Le paysage de la diffusion des œuvres en numérique, et principalement celui des longs-métrages de cinéma traités ici (plus de 60 minutes), est encore largement en développement, d’où un indicateur basé sur les données fournies par la société Ampere Analysis, étendu aujourd’hui à 81 plateformes dans 48 territoires (contre 69 plateformes et autant de territoires en 2020).
Dans ce contexte évolutif et en croissance constante, il est satisfaisant de constater que les films français occupent un espace de plus en plus large. En trois ans, la présence des productions nationales au sein des plateformes dans le monde bondit de 2,4% en 2019 à 3,5% en 2020, pour atteindre 4,8% en 2021 (soit près de 2 900 films distincts, France exclue), derrière les États-Unis et l’Inde qui représentent respectivement 41,8 % et 8,4 % du catalogue des plateformes étudiées. À titre de comparaison, dans les salles des pays étudiés (données UniFrance 2020), les films français représentent 9,9 % du volume de sorties globales. Les films français sont donc deux fois plus représentés en salles qu’en SVOD.
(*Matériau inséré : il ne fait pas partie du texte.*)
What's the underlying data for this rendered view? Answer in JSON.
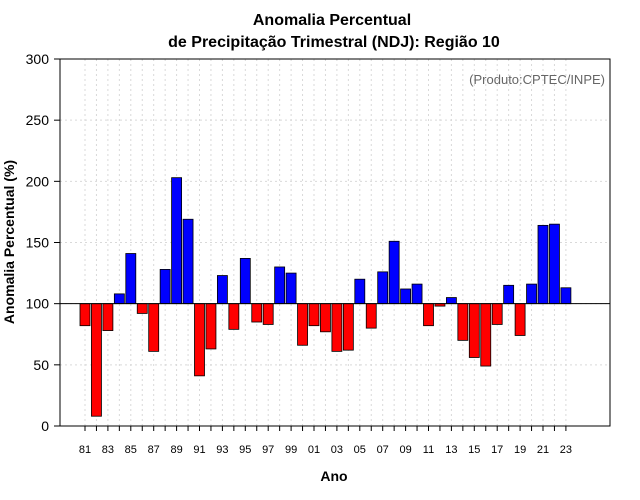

L’Europe reste naturellement le premier territoire pour les films français avec 5,4 % de films français sur les plateformes SVOD en Europe occidentale et 6,3 % en Europe centrale et orientale. Bien qu’en augmentation, la présence des films français sur les plateformes SVOD en Afrique, au Proche et au Moyen-Orient (3,9 %) ainsi qu’en Amérique du Nord (2,9 %) reste la plus faible. Le top 10 des pays ayant la plus grande part de films français dans le monde est composé de 9 pays européens : trois pays d’Europe occidentale (l’Italie, l’Espagne et le Portugal) et 6 pays d’Europe centrale et orientale (la Roumanie, les Pays Baltes, la Russie et la Turquie). Les États-Unis n’arrivent qu’en 43e position (- 13 places par rapport à 2020) en termes de présence de films français au sein du catalogue des plateformes SVOD (3,1 %). C’est en Chine (2,3 %), Inde (2,2 %) et Indonésie (1,9 %) que la part des films français est la plus faible. En Amérique latine, le Brésil reste le territoire avec la plus grande offre de films français. Cette place de choix s’explique notamment par le catalogue de deux plateformes locales : Globoplay (12,1 % de films français, 121 titres français) et Looke (5,1 %, 160 titres français).
La double augmentation de l’offre, à la fois d’opérateurs et du nombre de titres proposés, profite aux films français. Mais, à l’exception de la plateforme britannique mondiale MUBI, aucune plateforme globale ne parvient toutefois à dépasser la moyenne mondiale de films français au sein de son catalogue : la part de films français sur Amazon Prime Video s’élève ainsi à 3,9 % (1200 titres français distincts), celle sur Netflix à 3,6 % (6000 références de films français, pour près de 600 titres distincts), de HBO à 3,5 % et de Disney à 0,6 % (Apple TV+ ne contient à ce jour aucun film français au sein de son catalogue). Au sein du top 5 de ce classement, il convient de noter la place des plateformes russes Okko et Ivi qui proposent toutes deux plus de 500 films français différents à leurs abonnés.
Les plateformes locales, qui se renforcent sur la durée, sont moins orientées vers les films américains et réservent aux films français une plus grande part, même si elles pèsent moins en nombres de titres acquis.
Il est aussi réjouissant de constater la très grande diversité des genres des films français représentés sur les plateformes, comme l’attestent les trois films hexagonaux présents sur le plus grand nombre de plateformes distinctes : une comédie dramatique (Chocolat), un film noir (Un prophète), un film fantastique (Valerian).
Rendez-vous à l’automne 2022 pour voir si cette analyse se vérifie dans un environnement où les effets de deux années de pandémie auront aussi un impact sur la croissance du secteur et étudier de près les nouveaux entrants qui ne cessent d’arriver, des plus ambitieux comme les dérivés des studios hollywoodiens (Disney +, HBO Max, Peackock), aux plus pointus et locaux (Joyn en Allemagne, Looke au Brésil ou encore Viaplay qui dépasse désormais les frontières scandinaves).